The universe’s expansion has been a known phenomenon for nearly a century, yet precise measurements of its rate remain contentious. The findings regarding SN Winny were published on the arXiv preprint server and detail a superluminous supernova located approximately 10 billion light-years away. What makes this supernova particularly unique is that it appears five times in the night sky, a result of gravitational lensing caused by two foreground galaxies that bend its light.
By observing the time delays between the multiple images of SN Winny, researchers aim to directly calculate the universe’s current expansion rate. Sherry Suyu, an Associate Professor of Observational Cosmology at TUM, remarked, “The chance of finding a superluminous supernova perfectly aligned with a suitable gravitational lens is lower than one in a million. We spent six years searching for such an event.”
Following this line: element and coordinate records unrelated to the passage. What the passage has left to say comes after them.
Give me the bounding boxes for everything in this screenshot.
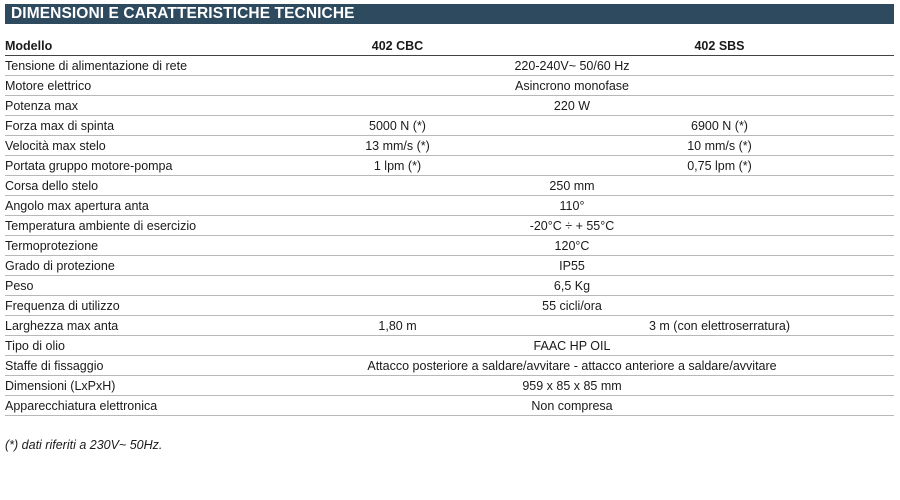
table-row <box>5 356 894 376</box>
table-row <box>5 116 894 136</box>
row-value-cbc: 1,80 m <box>250 316 545 336</box>
row-value-shared: Asincrono monofase <box>250 76 894 96</box>
row-value-shared: -20°C ÷ + 55°C <box>250 216 894 236</box>
row-label: Velocità max stelo <box>5 136 250 156</box>
table-row <box>5 156 894 176</box>
row-value-shared: 6,5 Kg <box>250 276 894 296</box>
row-label: Grado di protezione <box>5 256 250 276</box>
row-value-shared: 120°C <box>250 236 894 256</box>
footnote: (*) dati riferiti a 230V~ 50Hz. <box>5 438 163 452</box>
row-label: Peso <box>5 276 250 296</box>
table-body <box>5 56 894 416</box>
row-value-shared: 220 W <box>250 96 894 116</box>
row-value-sbs: 3 m (con elettroserratura) <box>545 316 894 336</box>
row-label: Tensione di alimentazione di rete <box>5 56 250 76</box>
row-value-cbc: 5000 N (*) <box>250 116 545 136</box>
row-value-shared: 250 mm <box>250 176 894 196</box>
row-label: Motore elettrico <box>5 76 250 96</box>
header-model-label: Modello <box>5 36 250 56</box>
table-row <box>5 376 894 396</box>
row-label: Corsa dello stelo <box>5 176 250 196</box>
row-label: Temperatura ambiente di esercizio <box>5 216 250 236</box>
row-label: Staffe di fissaggio <box>5 356 250 376</box>
row-label: Forza max di spinta <box>5 116 250 136</box>
section-title: DIMENSIONI E CARATTERISTICHE TECNICHE <box>11 5 355 22</box>
table-row <box>5 336 894 356</box>
table-row <box>5 136 894 156</box>
table-row <box>5 276 894 296</box>
row-value-shared: IP55 <box>250 256 894 276</box>
table-row <box>5 196 894 216</box>
row-value-shared: 55 cicli/ora <box>250 296 894 316</box>
table-header-row <box>5 36 894 56</box>
row-label: Apparecchiatura elettronica <box>5 396 250 416</box>
row-label: Portata gruppo motore-pompa <box>5 156 250 176</box>
table-row <box>5 236 894 256</box>
row-label: Termoprotezione <box>5 236 250 256</box>
table-row <box>5 56 894 76</box>
row-label: Larghezza max anta <box>5 316 250 336</box>
header-model-cbc: 402 CBC <box>250 36 545 56</box>
row-value-cbc: 13 mm/s (*) <box>250 136 545 156</box>
table-row <box>5 176 894 196</box>
specs-table <box>5 36 894 416</box>
header-model-sbs: 402 SBS <box>545 36 894 56</box>
row-value-shared: 959 x 85 x 85 mm <box>250 376 894 396</box>
row-value-shared: Non compresa <box>250 396 894 416</box>
row-label: Angolo max apertura anta <box>5 196 250 216</box>
row-value-sbs: 10 mm/s (*) <box>545 136 894 156</box>
row-value-shared: 110° <box>250 196 894 216</box>
row-value-cbc: 1 lpm (*) <box>250 156 545 176</box>
table-row <box>5 296 894 316</box>
row-value-shared: Attacco posteriore a saldare/avvitare - attacco anteriore a saldare/avvitare <box>250 356 894 376</box>
table-row <box>5 316 894 336</box>
row-label: Dimensioni (LxPxH) <box>5 376 250 396</box>
row-value-shared: FAAC HP OIL <box>250 336 894 356</box>
table-row <box>5 76 894 96</box>
table-row <box>5 96 894 116</box>
section-header <box>5 4 894 24</box>
row-value-shared: 220-240V~ 50/60 Hz <box>250 56 894 76</box>
row-label: Tipo di olio <box>5 336 250 356</box>
table-row <box>5 256 894 276</box>
table-row <box>5 216 894 236</box>
row-label: Potenza max <box>5 96 250 116</box>
row-label: Frequenza di utilizzo <box>5 296 250 316</box>
row-value-sbs: 0,75 lpm (*) <box>545 156 894 176</box>
table-row <box>5 396 894 416</box>
row-value-sbs: 6900 N (*) <box>545 116 894 136</box>
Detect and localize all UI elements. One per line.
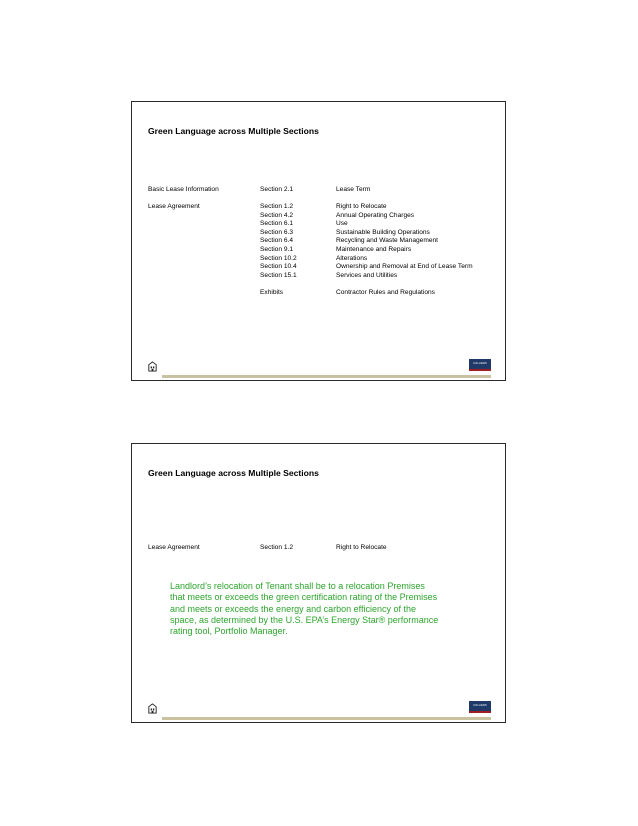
logo-text: COLLIERS xyxy=(473,704,487,707)
quote-line: rating tool, Portfolio Manager. xyxy=(170,626,288,637)
subject-item: Ownership and Removal at End of Lease Term xyxy=(336,263,473,271)
section-item: Section 1.2 xyxy=(260,203,293,210)
slide-1-subjects-list xyxy=(336,203,473,298)
building-logo-icon xyxy=(147,703,158,714)
section-item: Section 10.4 xyxy=(260,263,297,271)
section-item: Section 6.4 xyxy=(260,237,293,245)
logo-text: COLLIERS xyxy=(473,362,487,365)
subject-item: Contractor Rules and Regulations xyxy=(336,288,435,296)
slide-1-row-group-basic: Basic Lease Information xyxy=(148,186,219,193)
quote-line: that meets or exceeds the green certification rating of the Premises xyxy=(170,592,438,603)
slide-1-title: Green Language across Multiple Sections xyxy=(148,126,319,136)
slide-2-row-section: Section 1.2 xyxy=(260,544,293,551)
section-item: Section 4.2 xyxy=(260,211,293,219)
subject-item: Use xyxy=(336,220,348,228)
subject-item: Services and Utilities xyxy=(336,271,398,279)
section-item: Section 9.1 xyxy=(260,245,293,253)
slide-1-row-section-2-1: Section 2.1 xyxy=(260,186,293,193)
subject-item: Sustainable Building Operations xyxy=(336,228,430,236)
section-item: Section 10.2 xyxy=(260,254,297,262)
subject-item: Recycling and Waste Management xyxy=(336,237,439,245)
colliers-logo xyxy=(469,359,491,371)
slide-2-row-subject: Right to Relocate xyxy=(336,544,387,551)
footer-bar xyxy=(162,717,491,720)
slide-1-group-lease-agreement: Lease Agreement xyxy=(148,203,200,210)
section-item: Section 6.3 xyxy=(260,228,293,236)
slide-1-row-subject-lease-term: Lease Term xyxy=(336,186,371,193)
subject-item: Alterations xyxy=(336,254,368,262)
subject-item: Annual Operating Charges xyxy=(336,211,415,219)
section-item: Section 6.1 xyxy=(260,220,293,228)
subject-item: Right to Relocate xyxy=(336,203,387,210)
building-logo-icon xyxy=(147,361,158,372)
quote-line: space, as determined by the U.S. EPA’s Energy Star® performance xyxy=(170,614,439,625)
quote-line: and meets or exceeds the energy and carbon efficiency of the xyxy=(170,603,416,614)
slide-1 xyxy=(131,101,506,381)
slide-1-sections-list xyxy=(260,203,297,298)
footer-bar xyxy=(162,375,491,378)
slide-2-title: Green Language across Multiple Sections xyxy=(148,468,319,478)
section-item: Section 15.1 xyxy=(260,271,297,279)
relocation-clause-quote xyxy=(170,581,470,637)
quote-line: Landlord’s relocation of Tenant shall be to a relocation Premises xyxy=(170,581,425,591)
slide-2-row-group: Lease Agreement xyxy=(148,544,200,551)
subject-item: Maintenance and Repairs xyxy=(336,245,412,253)
slide-2 xyxy=(131,443,506,723)
section-item: Exhibits xyxy=(260,288,284,296)
colliers-logo xyxy=(469,701,491,713)
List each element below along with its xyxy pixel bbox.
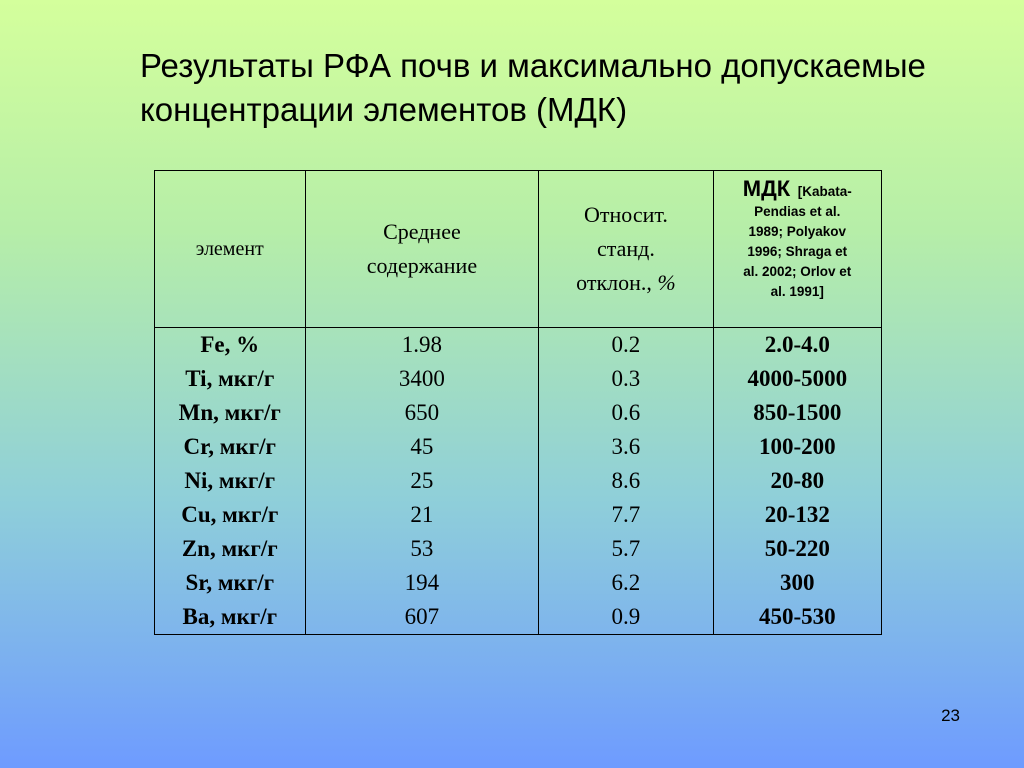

Significance of Gravitational Lensing
Gravitational lensing occurs when massive objects, such as galaxies, bend light from distant sources. The unique alignment of SN Winny allowed researchers to capture high-resolution images using the Large Binocular Telescope in Arizona, USA. This observation produced the first detailed color image of the supernova’s system, showcasing both the lens galaxies and the five images of the supernova, which resemble cosmic fireworks.
The simplicity of this lensing system presents an exciting opportunity for accurate measurements. The team, including junior researchers Allan Schweinfurth and Leon Ecker, developed a model for the mass distribution of the lensing galaxies. Schweinfurth explained, “SN Winny is lensed by just two individual galaxies. The overall simplicity of the system offers an exciting opportunity to measure the universe’s expansion rate with high accuracy.”
Resolving the Hubble Tension
Current methods for measuring the Hubble constant yield conflicting results, a dilemma known as the Hubble tension. Traditionally, scientists have relied on two primary techniques: the local method and the cosmic microwave background method. The local method, often compared to climbing a ladder, builds distance measurements incrementally, while the cosmic microwave background approach examines the universe’s early moments. Each method has its limitations, leading to discrepancies in the calculated values of the Hubble constant.
The approach utilizing SN Winny offers a novel, one-step method that could resolve these discrepancies. Stefan Taubenberger, a key member of Suyu’s team, noted, “By measuring the time delays and knowing the mass distribution of the lensing galaxy, we can directly calculate the Hubble constant. This method minimizes the sources of systematic uncertainties.”
As astronomers around the world continue to observe SN Winny with various telescopes, the results are anticipated to provide crucial insights into the ongoing Hubble tension, potentially reshaping our understanding of the cosmos. The research team is optimistic that their findings will clarify the mysteries surrounding the universe’s expansion and its implications for cosmology as a whole.